We always liked movies. My ex-girlfriend from France deserves all the credit for how we got into actually seeing the opportunity to make a movie. She showed me a lot of foreign movies and her school movies which gave us the sense that we could make one too. To us it was a no-brainer that our first movie would be about our neighborhood and the people in it. There has never been a movie made depicting life in the DC/Maryland area outside of government affairs. We wanted to see people in a movie that we could relate with and talked like us, etc…
What was it like filming with Charlotte the Pig? What is Charlotte’s real-life story?
It was wonderful filming Ms. Charlotte. Yes, her story was 100% documentary. She was so sweet and a local celebrity. Floyd would walk her around the neighborhood every day and people and kids would always stop to talk or pet her. She loved the attention and snacks people would give her.

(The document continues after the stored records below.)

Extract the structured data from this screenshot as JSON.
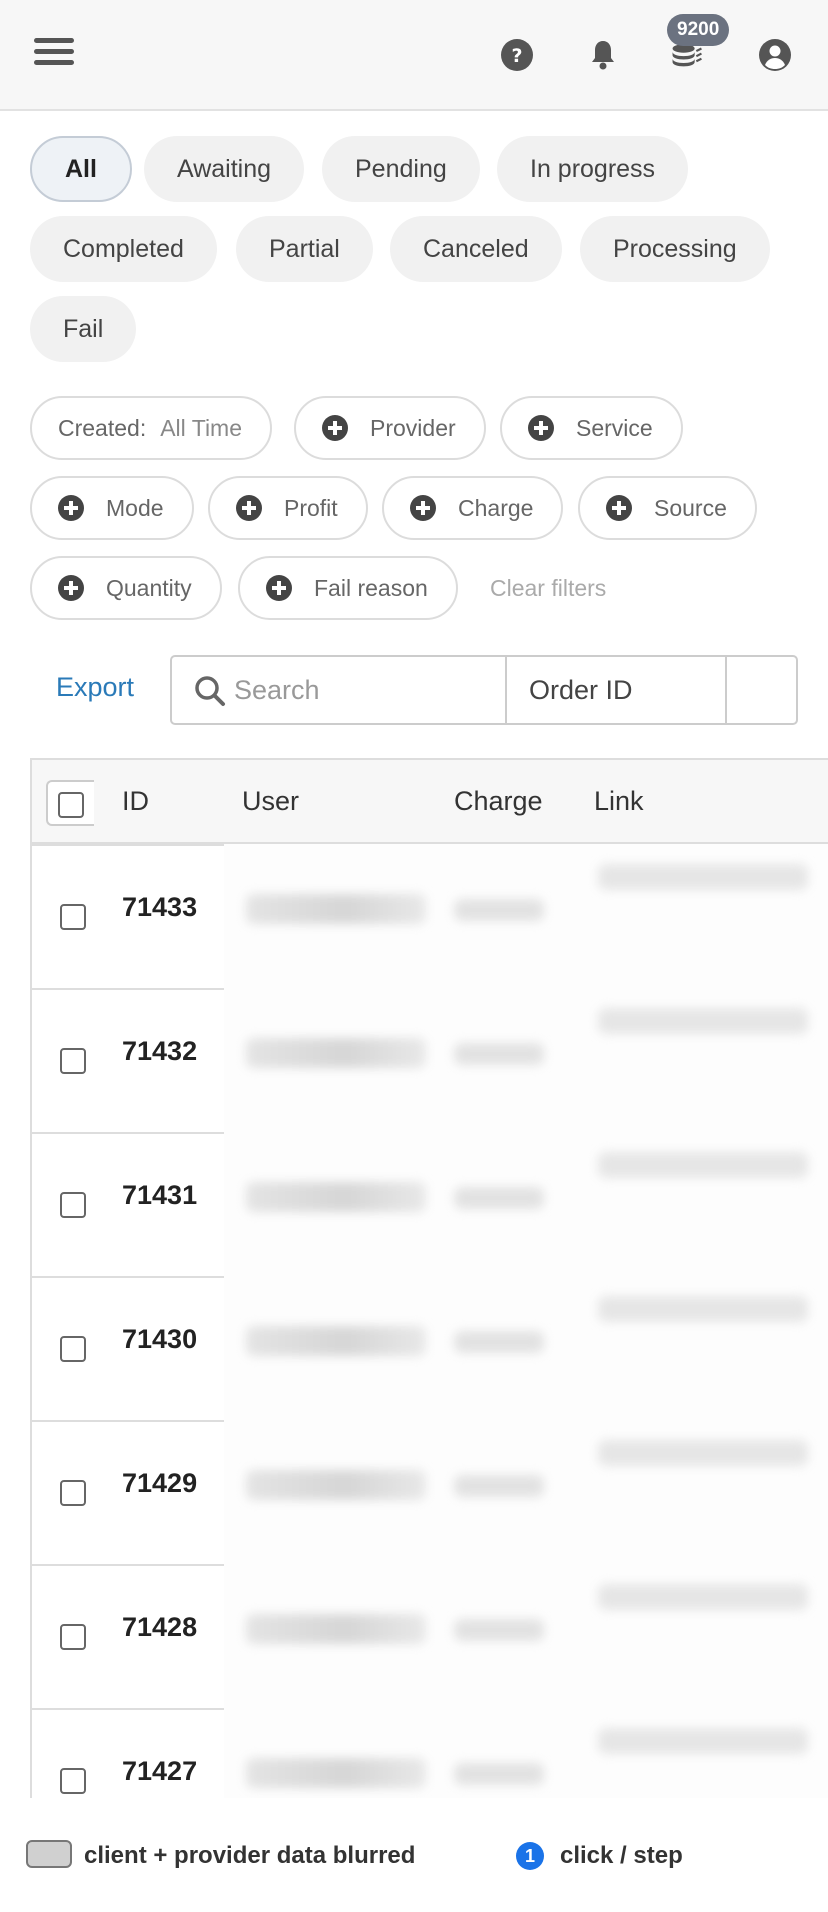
{
  "header": {
    "balance_badge": "9200",
    "icons": [
      "menu-icon",
      "help-icon",
      "bell-icon",
      "coins-icon",
      "user-icon"
    ]
  },
  "status_tabs": [
    {
      "label": "All",
      "active": true
    },
    {
      "label": "Awaiting",
      "active": false
    },
    {
      "label": "Pending",
      "active": false
    },
    {
      "label": "In progress",
      "active": false
    },
    {
      "label": "Completed",
      "active": false
    },
    {
      "label": "Partial",
      "active": false
    },
    {
      "label": "Canceled",
      "active": false
    },
    {
      "label": "Processing",
      "active": false
    },
    {
      "label": "Fail",
      "active": false
    }
  ],
  "filters": {
    "created_label": "Created:",
    "created_value": "All Time",
    "provider": "Provider",
    "service": "Service",
    "mode": "Mode",
    "profit": "Profit",
    "charge": "Charge",
    "source": "Source",
    "quantity": "Quantity",
    "fail_reason": "Fail reason",
    "clear": "Clear filters"
  },
  "toolbar": {
    "export_label": "Export",
    "search_placeholder": "Search",
    "search_field": "Order ID"
  },
  "table": {
    "columns": {
      "id": "ID",
      "user": "User",
      "charge": "Charge",
      "link": "Link"
    },
    "rows": [
      {
        "id": "71433"
      },
      {
        "id": "71432"
      },
      {
        "id": "71431"
      },
      {
        "id": "71430"
      },
      {
        "id": "71429"
      },
      {
        "id": "71428"
      },
      {
        "id": "71427"
      }
    ]
  },
  "legend": {
    "blurred_text": "client + provider data blurred",
    "step_number": "1",
    "step_text": "click / step"
  },
  "colors": {
    "accent": "#2a7ab8",
    "badge": "#6b7280",
    "step_marker": "#1a73e8"
  }
}
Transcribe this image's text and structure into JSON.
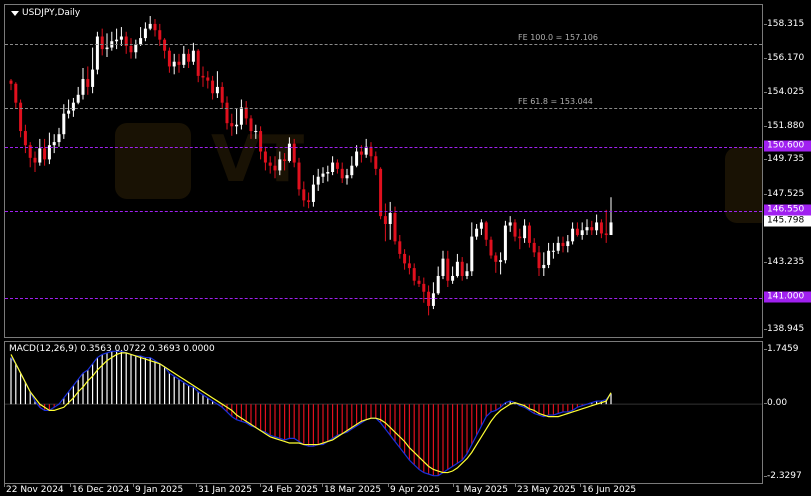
{
  "symbol": {
    "title": "USDJPY,Daily"
  },
  "watermark": {
    "brand": "VT"
  },
  "colors": {
    "bull": "#ffffff",
    "bear": "#e0101e",
    "level": "#a020f0",
    "fib": "#8a8a8a",
    "macd_main": "#1a2fdc",
    "macd_signal": "#ffff33",
    "hist_pos": "#ffffff",
    "hist_neg": "#e0101e"
  },
  "price_axis": {
    "ticks": [
      "158.315",
      "156.170",
      "154.025",
      "151.880",
      "149.735",
      "147.525",
      "143.235",
      "138.945"
    ]
  },
  "levels": [
    {
      "label": "150.600",
      "value": 150.6
    },
    {
      "label": "146.550",
      "value": 146.55
    },
    {
      "label": "141.000",
      "value": 141.0
    }
  ],
  "fib_levels": [
    {
      "label": "FE 100.0 = 157.106",
      "value": 157.106
    },
    {
      "label": "FE 61.8 = 153.044",
      "value": 153.044
    }
  ],
  "current_price": {
    "label": "145.798",
    "value": 145.798
  },
  "macd": {
    "title": "MACD(12,26,9) 0.3563 0.0722 0.3693 0.0000",
    "axis_ticks": [
      "1.7459",
      "0.00",
      "-2.3297"
    ]
  },
  "date_axis": {
    "labels": [
      "22 Nov 2024",
      "16 Dec 2024",
      "9 Jan 2025",
      "31 Jan 2025",
      "24 Feb 2025",
      "18 Mar 2025",
      "9 Apr 2025",
      "1 May 2025",
      "23 May 2025",
      "16 Jun 2025"
    ]
  },
  "chart_data": {
    "type": "candlestick",
    "title": "USDJPY,Daily",
    "price_range": [
      138.4,
      159.6
    ],
    "macd_range": [
      -2.6,
      2.0
    ],
    "closes": [
      154.6,
      153.4,
      151.6,
      150.7,
      149.9,
      149.6,
      150.5,
      149.8,
      150.7,
      150.9,
      151.4,
      152.7,
      152.9,
      153.4,
      153.9,
      154.9,
      154.4,
      155.5,
      157.6,
      156.8,
      156.9,
      157.3,
      157.4,
      157.6,
      157.0,
      156.6,
      157.1,
      157.5,
      158.1,
      158.4,
      158.0,
      157.4,
      156.7,
      155.7,
      156.0,
      155.8,
      156.5,
      156.0,
      156.7,
      155.1,
      155.0,
      154.8,
      154.0,
      154.4,
      153.4,
      152.1,
      151.9,
      152.0,
      153.1,
      152.4,
      151.6,
      151.6,
      150.3,
      149.6,
      149.4,
      149.1,
      149.8,
      149.7,
      150.8,
      149.6,
      147.9,
      147.2,
      147.1,
      148.2,
      148.7,
      148.9,
      149.0,
      149.6,
      149.2,
      148.6,
      148.8,
      149.4,
      150.3,
      150.1,
      150.6,
      150.0,
      149.2,
      146.2,
      145.7,
      146.4,
      144.6,
      143.8,
      143.2,
      142.9,
      142.1,
      141.9,
      141.4,
      140.5,
      141.3,
      142.4,
      143.5,
      142.1,
      142.4,
      143.3,
      142.4,
      142.7,
      144.9,
      145.4,
      145.8,
      144.7,
      143.7,
      143.3,
      143.4,
      145.6,
      145.8,
      144.9,
      144.8,
      145.6,
      144.5,
      143.9,
      142.9,
      143.1,
      144.0,
      144.0,
      144.5,
      144.3,
      144.6,
      145.4,
      145.0,
      145.3,
      145.5,
      145.3,
      145.8,
      145.1,
      145.0,
      145.8
    ],
    "highs": [
      154.9,
      154.7,
      153.6,
      152.0,
      150.9,
      150.3,
      151.1,
      151.1,
      151.5,
      151.4,
      151.8,
      153.3,
      153.6,
      153.7,
      154.4,
      155.6,
      155.7,
      156.9,
      157.9,
      158.1,
      157.8,
      157.9,
      158.1,
      158.2,
      157.9,
      157.5,
      157.4,
      158.2,
      158.5,
      158.9,
      158.7,
      158.4,
      157.5,
      156.9,
      156.5,
      156.5,
      157.0,
      156.8,
      157.2,
      156.8,
      155.7,
      155.4,
      155.1,
      155.4,
      154.7,
      153.8,
      152.7,
      153.0,
      153.6,
      153.5,
      152.6,
      152.0,
      151.9,
      150.6,
      150.0,
      150.0,
      150.3,
      150.2,
      151.2,
      151.1,
      149.9,
      148.4,
      147.7,
      148.8,
      149.2,
      149.3,
      149.4,
      150.0,
      149.8,
      149.6,
      149.2,
      150.0,
      150.7,
      150.7,
      151.1,
      150.9,
      150.3,
      149.3,
      147.0,
      147.1,
      146.8,
      145.0,
      144.1,
      143.7,
      143.2,
      142.4,
      142.3,
      141.8,
      142.0,
      143.0,
      144.0,
      144.0,
      143.0,
      143.8,
      143.6,
      143.2,
      145.8,
      145.7,
      146.0,
      145.9,
      144.9,
      143.9,
      143.9,
      145.9,
      146.2,
      146.0,
      145.4,
      146.0,
      145.8,
      144.8,
      144.3,
      143.9,
      144.5,
      144.5,
      144.9,
      144.9,
      145.0,
      145.8,
      145.8,
      145.8,
      146.0,
      145.9,
      146.3,
      146.0,
      146.6,
      147.4
    ],
    "lows": [
      154.2,
      153.0,
      151.2,
      150.2,
      149.3,
      149.0,
      149.4,
      149.4,
      149.5,
      150.2,
      150.6,
      151.1,
      152.4,
      152.5,
      153.3,
      153.6,
      153.9,
      154.0,
      155.2,
      156.4,
      156.3,
      156.7,
      156.8,
      157.0,
      156.5,
      156.2,
      156.2,
      157.0,
      157.3,
      158.0,
      157.6,
      157.0,
      156.2,
      155.3,
      155.2,
      155.3,
      155.6,
      155.6,
      155.8,
      154.7,
      154.4,
      154.3,
      153.6,
      153.7,
      153.0,
      151.7,
      151.3,
      151.4,
      151.7,
      152.0,
      151.1,
      151.1,
      149.8,
      149.1,
      148.9,
      148.6,
      148.8,
      149.1,
      149.6,
      149.3,
      147.5,
      146.8,
      146.7,
      146.8,
      147.8,
      148.3,
      148.4,
      148.8,
      148.9,
      148.3,
      148.2,
      148.6,
      149.3,
      149.6,
      149.9,
      149.6,
      148.8,
      146.0,
      144.6,
      144.7,
      144.4,
      143.5,
      142.8,
      142.5,
      141.8,
      141.7,
      140.7,
      139.9,
      140.3,
      141.2,
      142.2,
      141.7,
      141.9,
      142.3,
      142.1,
      142.2,
      142.4,
      144.7,
      145.0,
      144.3,
      143.5,
      142.6,
      142.5,
      143.2,
      145.2,
      144.6,
      144.1,
      144.5,
      144.2,
      143.6,
      142.4,
      142.4,
      142.9,
      143.5,
      143.8,
      143.9,
      143.9,
      144.4,
      144.9,
      144.7,
      145.0,
      145.0,
      145.0,
      144.8,
      144.5,
      145.0
    ],
    "macd_main": [
      1.5,
      1.3,
      1.0,
      0.7,
      0.4,
      0.1,
      -0.1,
      -0.2,
      -0.2,
      -0.1,
      0.0,
      0.2,
      0.4,
      0.6,
      0.8,
      1.0,
      1.1,
      1.3,
      1.5,
      1.6,
      1.65,
      1.7,
      1.7,
      1.7,
      1.65,
      1.6,
      1.55,
      1.55,
      1.5,
      1.5,
      1.4,
      1.3,
      1.2,
      1.0,
      0.9,
      0.8,
      0.7,
      0.6,
      0.55,
      0.4,
      0.3,
      0.2,
      0.1,
      0.0,
      -0.1,
      -0.25,
      -0.4,
      -0.5,
      -0.55,
      -0.6,
      -0.7,
      -0.75,
      -0.85,
      -0.9,
      -1.0,
      -1.05,
      -1.1,
      -1.15,
      -1.1,
      -1.1,
      -1.2,
      -1.3,
      -1.35,
      -1.35,
      -1.3,
      -1.3,
      -1.2,
      -1.1,
      -1.0,
      -0.95,
      -0.9,
      -0.8,
      -0.7,
      -0.6,
      -0.5,
      -0.45,
      -0.45,
      -0.6,
      -0.8,
      -1.0,
      -1.2,
      -1.4,
      -1.6,
      -1.8,
      -1.95,
      -2.1,
      -2.2,
      -2.25,
      -2.3,
      -2.3,
      -2.2,
      -2.1,
      -2.0,
      -1.9,
      -1.8,
      -1.6,
      -1.3,
      -1.0,
      -0.7,
      -0.4,
      -0.25,
      -0.2,
      -0.1,
      0.05,
      0.1,
      0.05,
      -0.05,
      -0.1,
      -0.2,
      -0.3,
      -0.35,
      -0.4,
      -0.35,
      -0.35,
      -0.3,
      -0.25,
      -0.25,
      -0.2,
      -0.1,
      -0.05,
      0.0,
      0.05,
      0.1,
      0.1,
      0.15,
      0.35
    ],
    "macd_signal": [
      1.6,
      1.3,
      1.0,
      0.7,
      0.4,
      0.2,
      0.0,
      -0.1,
      -0.2,
      -0.2,
      -0.15,
      -0.1,
      0.05,
      0.2,
      0.4,
      0.55,
      0.75,
      0.9,
      1.1,
      1.25,
      1.4,
      1.5,
      1.6,
      1.65,
      1.65,
      1.6,
      1.55,
      1.5,
      1.45,
      1.4,
      1.35,
      1.3,
      1.2,
      1.1,
      1.0,
      0.9,
      0.8,
      0.7,
      0.6,
      0.5,
      0.4,
      0.3,
      0.2,
      0.1,
      0.0,
      -0.1,
      -0.2,
      -0.35,
      -0.45,
      -0.55,
      -0.65,
      -0.75,
      -0.85,
      -0.95,
      -1.05,
      -1.1,
      -1.15,
      -1.2,
      -1.25,
      -1.25,
      -1.25,
      -1.3,
      -1.3,
      -1.3,
      -1.3,
      -1.25,
      -1.2,
      -1.15,
      -1.05,
      -0.95,
      -0.85,
      -0.75,
      -0.65,
      -0.55,
      -0.5,
      -0.45,
      -0.45,
      -0.5,
      -0.6,
      -0.75,
      -0.9,
      -1.05,
      -1.2,
      -1.4,
      -1.55,
      -1.7,
      -1.85,
      -2.0,
      -2.1,
      -2.15,
      -2.2,
      -2.2,
      -2.15,
      -2.05,
      -1.9,
      -1.75,
      -1.55,
      -1.3,
      -1.05,
      -0.8,
      -0.55,
      -0.35,
      -0.2,
      -0.1,
      0.0,
      0.05,
      0.0,
      -0.05,
      -0.15,
      -0.2,
      -0.3,
      -0.35,
      -0.4,
      -0.4,
      -0.4,
      -0.35,
      -0.3,
      -0.25,
      -0.2,
      -0.15,
      -0.1,
      -0.05,
      0.0,
      0.05,
      0.1,
      0.37
    ]
  }
}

It was amazing how well trained she was.
As Charlotte was attempted to be made the Washington Redskins mascot, what is the influence of the DC football team in the neighborhood and on the city? Would you say DC is a “football city”?
DC is definitely a football city. We got a lot of Redskins fans as well as Cowboys fans. It’s a huge rivalry in DC. We really think that we can convince the Washington organization to allow Ms. Charlotte to be the Redskins mascot and hopefully this movie will help get her become the mascot.
With a very verite approach to filming, what was the most difficult aspect of completing ‘Sweaty Betty’? Was there any aspect to the film’s production you felt would be difficult, but ended up not so?
The difficult part of filming this was our inexperience and the fact that I’ve never used a camera before. Like I said, we wanted the verite approach because we wanted the movie to be as real as real life gets. The most difficult obstacle during filming and in Scooby’s life was when Scooby, his baby mother, Angel, and her sister Kianna were in a car accident that put Scooby in a coma and killed Angel and Kianna. This even left Scooby a single father of Zoey his daughter. Life is short and the characters in the film live each day with so much love for the people around them. It’s very inspiring and we dedicated this movie to Angel and Kianna. Scooby fought through his coma and rehabilitated himself after 6 months to finish this movie. We take our hat off to young Scooby who has handled this tragedy with such responsibility and positive forward thinking for himself and his daughter.
The film has met success on the festival circuit, with an acceptance to SXSW and a win at Brooklyn Film Festival. How has your festival experience been? Any particular memories from the festival road?
The festival circuit was unbelievable. We started out at SXSW. This is a huge festival that none of us ever knew about. It gave our movie a lot of exposure and we met a lot of good people here. Scooby and Rico joined Zack and I and we had the time of our lives. Everything was free and we indulged. Then we went to smaller festivals which were equally as important to meet filmmakers and producers that maybe we can collaborate in the future. We went to Little Rock FF, Brooklyn FF, Indie Memphis, and Cucalorus
What is next for you guys as filmmakers?
We’re gonna make more movies. We got a lot of ideas in the pipe line, most of which take place in Maryland. We have started writing a script to our second feature and we hope to find a producer who can get us a budget so we can collaborate with film professionals. Sweaty betty didn’t have a crew. For our next project, we want a DP, two camera operators, and a sound technician. That’s all we need.